A molecule that has a hydroxyl group and carries an integral negative charge can be referred to as a "hydroxyl ion", but it would be represented as XOH - where X stands for the rest of the molecular structure. Jean Paul Sartre is sitting in his favorite Parisian cafe, you wont get on his manuscript of Being and Nothingnesswhen the waitress asks for his order. Because they make everything up!
I have an imaginary component, which makes me complex. Three statisticians were out hunting deer. Einstein begins to countdown from 20 and Pascal runs and hides. Barkeep asks " Do you want a drink? A Roman walks into a bar and orders a Martinus. Dexter is saying "That's no HO, that's my wife! I'm intellectual jokes saying that intellectual jokes you of what they said should be changed from a 3 to a 2.
This is a bar. It hurts when IP. We don't serve noble gasses in here. I did all of the shopping, and now I have presents under the tree for the neighborhood children. I don't mean they live at 2 Evergreen Terrace.
Argon walks into a bar. I didn't get it for a long time either- when I was a kid I just thought the joke was that Dexter was just hurling a load of technobabble at Deedee, and it goes completely over her head despite making Dexter crack up laughing. The first orders a beer. The bartender shouts at him "Hey! Mod posts Serious posts Megathread Breaking news Unfilter. That's the wont get tired kind of hidden adult humor in kid's shows that I like: Also, to be clear, a hydroxyl group is part of a larger molecule and is not, itself, an ion.
I know that 6. The title may contain two, short, necessary context sentences. Three statisticians go hunting. Einstein quickly finishes counting and sees Newton standing on top of a small square and says "Aha! Turns out he's OK. Peter says "listen, we've only got room for one more today. Askreddit is for open-ended discussion questions. The bartender says, "We don't serve neutrinos here! Mathematician walks in, and the interviewer asks him intellectual jokes you one question: Smelling a intellectual jokes question the mathematician walks over to the board and prooves that 2 is in fact 3.
I'll take a Guinness. He worked it out with a pencil. This image is my favorite version of that. If an oxygen bonded to a hydrogen are floating around freely, carrying a negative charge, they are hydroxide.
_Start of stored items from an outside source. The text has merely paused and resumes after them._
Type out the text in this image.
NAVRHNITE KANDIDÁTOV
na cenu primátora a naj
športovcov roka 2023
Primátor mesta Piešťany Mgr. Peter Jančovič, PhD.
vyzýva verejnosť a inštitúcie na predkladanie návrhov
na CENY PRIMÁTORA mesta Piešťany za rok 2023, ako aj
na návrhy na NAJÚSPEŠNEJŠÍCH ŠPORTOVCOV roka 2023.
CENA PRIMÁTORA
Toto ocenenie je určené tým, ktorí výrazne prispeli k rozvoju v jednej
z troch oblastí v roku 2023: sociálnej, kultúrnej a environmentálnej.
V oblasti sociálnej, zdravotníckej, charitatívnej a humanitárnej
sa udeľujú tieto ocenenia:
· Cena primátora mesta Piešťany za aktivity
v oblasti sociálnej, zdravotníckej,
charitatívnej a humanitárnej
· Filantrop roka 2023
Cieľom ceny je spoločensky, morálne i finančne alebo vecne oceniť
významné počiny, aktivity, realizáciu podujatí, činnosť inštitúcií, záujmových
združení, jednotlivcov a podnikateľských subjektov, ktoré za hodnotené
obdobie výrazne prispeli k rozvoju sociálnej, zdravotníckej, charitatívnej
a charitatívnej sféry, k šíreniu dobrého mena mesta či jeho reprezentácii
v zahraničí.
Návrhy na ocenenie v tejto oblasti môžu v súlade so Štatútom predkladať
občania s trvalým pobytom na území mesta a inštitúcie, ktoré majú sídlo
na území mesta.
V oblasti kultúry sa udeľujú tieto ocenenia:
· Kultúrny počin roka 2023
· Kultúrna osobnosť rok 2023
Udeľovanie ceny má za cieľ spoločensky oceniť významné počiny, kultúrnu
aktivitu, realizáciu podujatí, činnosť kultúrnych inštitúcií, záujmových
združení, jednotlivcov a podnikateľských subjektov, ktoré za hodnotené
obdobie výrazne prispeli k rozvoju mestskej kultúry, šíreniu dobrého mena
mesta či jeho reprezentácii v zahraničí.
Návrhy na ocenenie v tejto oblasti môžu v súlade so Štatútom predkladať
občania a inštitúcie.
Sodium, sodium, sodium, sodium, sodium, sodium, BATMAN! Does money really matter? Askreddit is not your soapbox, personal army, or advertising platform. He doesn't come back. He chops those off and 16 regrow. Thank you for providing me with a new corny joke I can tell my professor!
There are 10 kinds of people in this world: Those who understand hexadecimal number systems, and F the rest. This is an archived post.
He chops the heads off and 4 regrow. Many years ago, obviously, since he died in The correction has been made anyway. Bartender says "Why so negative?
Why do chemists call helium, curium and barium the medical elements? Two atoms were walking down the street. You must post a clear and direct question in the title.
Any post asking for advice should be generic and not specific to your situation alone. My love is like the square root of two. We don't have that. Quoted from my original post Ah, nostalgia: To get to the same side. So Charles Dickens came in the other day and ordered a martini. A programmers wife sends him to the store and says "Get some bread, and while you're there pick up some eggs.
He chops those off and 32 regrow. Because Alpha Eta Pi. The first statistician shoots at it but misses the dear 1 meter to the right. Pascal, Einstein and Newton are playing hide-and-seek; Einstein is "it". One atom says to the other one "I've lost an electron!